A la pause, il fut clair que le Wydad ne cherchait pas trop à prendre de vitesse le bloc adverse, immédiatement à la récupération, préférant s’engluer dans des phases de possession stériles (58 %), A. Bencherki venant assez peu, lui qui a le profil, dans le grand espace vide entre l’unique milieu défensif égyptien et la ligne de 4 qui le devance.
Alors que quinze minutes plus tôt, l'agonie les guettait, F. Ondama dans la surface, a permis aux Rouge et Blanc d'estoquer d’entrée de seconde période, un opposant recroquevillé devant sa surface (47’).
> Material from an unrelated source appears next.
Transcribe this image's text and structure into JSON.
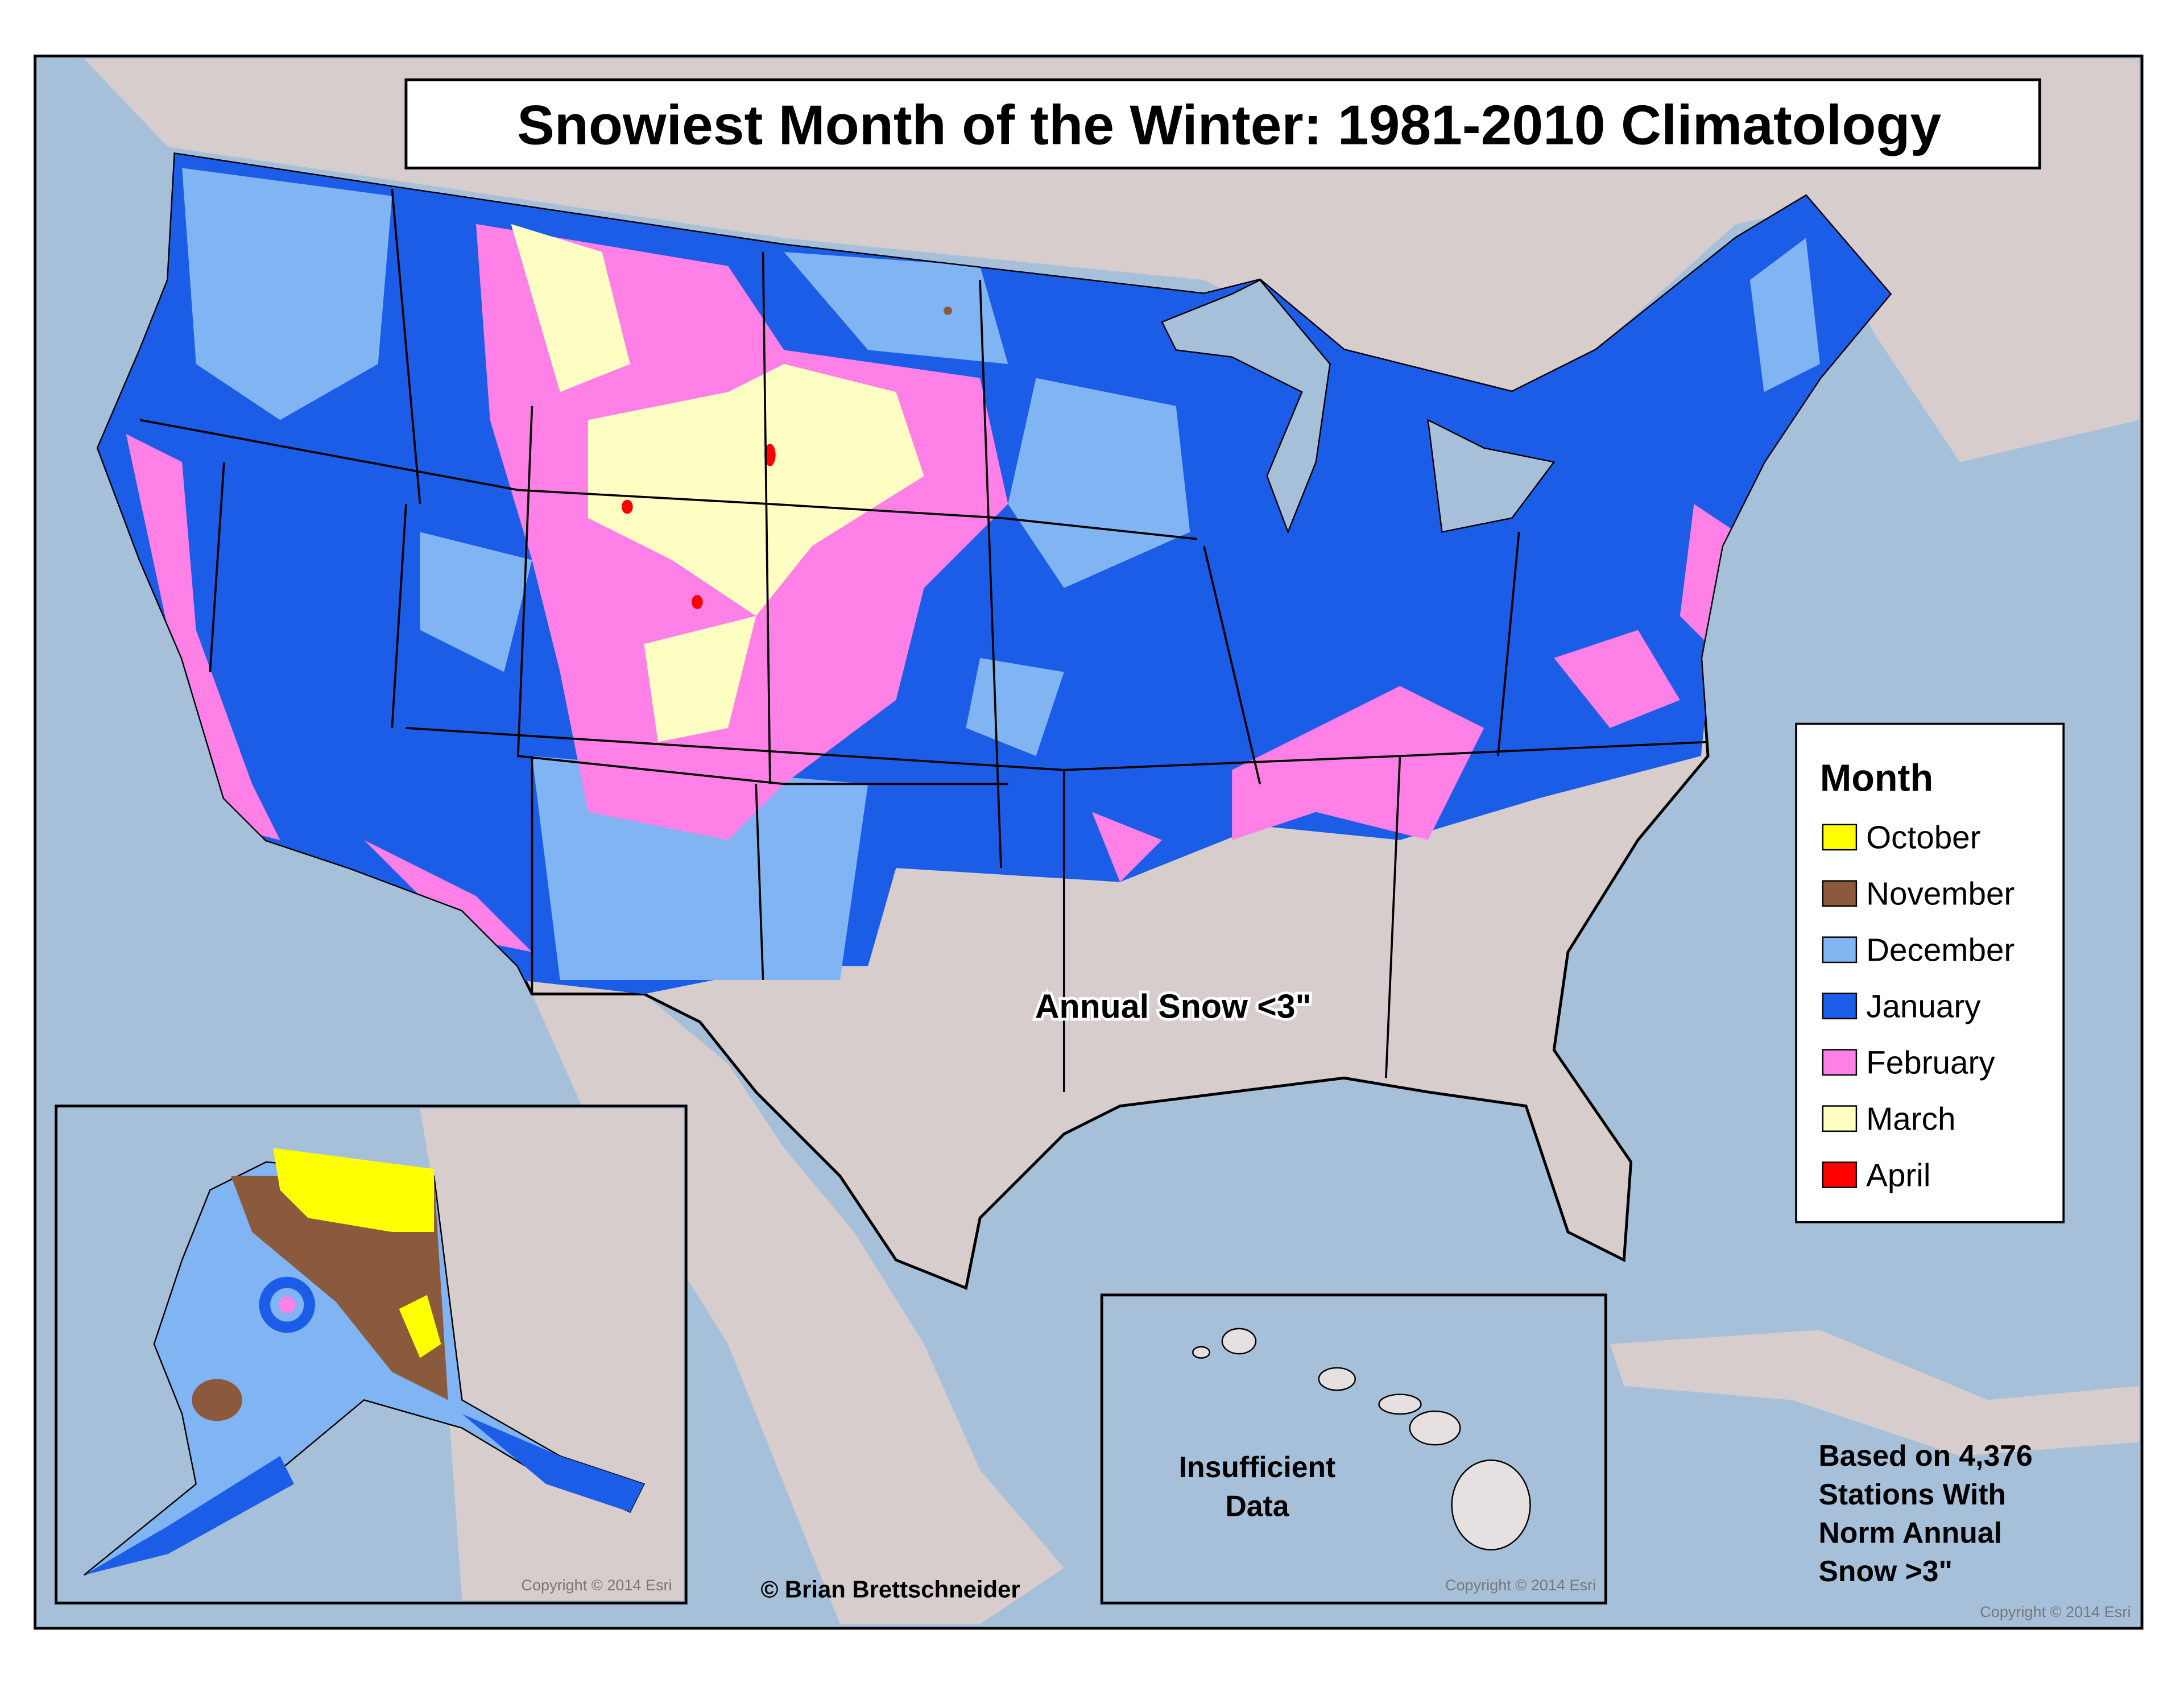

Bien qu’elle soit empreinte d’une pointe de hasard et d’une grande dose de léthargie de la part de la défense d’Al Ahly, l’ouverture du score consécutive au second tir des Wydadis, nous rappelle que le Congolais a été décisif, l’une des rares fois où il s’est retrouvé dans la surface de réparation, sans «dézoner».
La dernière demi-heure a coïncidé avec le réveil des Cairotes, en accentuant leur tenaille et emprise sur le milieu du Wydad à partir de la ligne médiane. Une option risquée, qui a mis en exergue les velléités offensives privilégiées du WAC et qui passe par l’utilisation de la vitesse de son trident offensif.
Le second but en est un modèle. Car si El Karti a fêté son but avec un regard de gladiateur et des points brandis vers la foule, tout le mérite est à mettre à l’actif de M. Ounajem. Cette inventivité permanente, dans le déplacement, la passe, le dribble ou la feinte ouvre la voie inexplorée d’un repositionnement dans l’axe. Il peut régler le déficit récurrent de l’attaque du Wydad à accélérer et déstabiliser les défenses campées devant le but.
En fin de compte, pouvait-il vraiment en être autrement ? Ce résultat pointe principalement le côté «Docteur Jekyll et mister hyde» des joueurs d’Al Ahly et éclaire un mal récurrent post-célébration : le phénomène de décompression (3 tirs/ 0 cadré). Surtout, malgré la victoire, le Wydad reste une équipe qui mélange les sujets d'inquiétude et les promesses. Par-delà la priorité d'une qualification, le reste de cette phase de groupe doit permettre au Wydad d'avancer, et dans le sens de l'ascension si possible. Car même si le ciel semble s'éclaircir pour les Rouge et Blanc, ils sont loin d’être tirés d'affaire.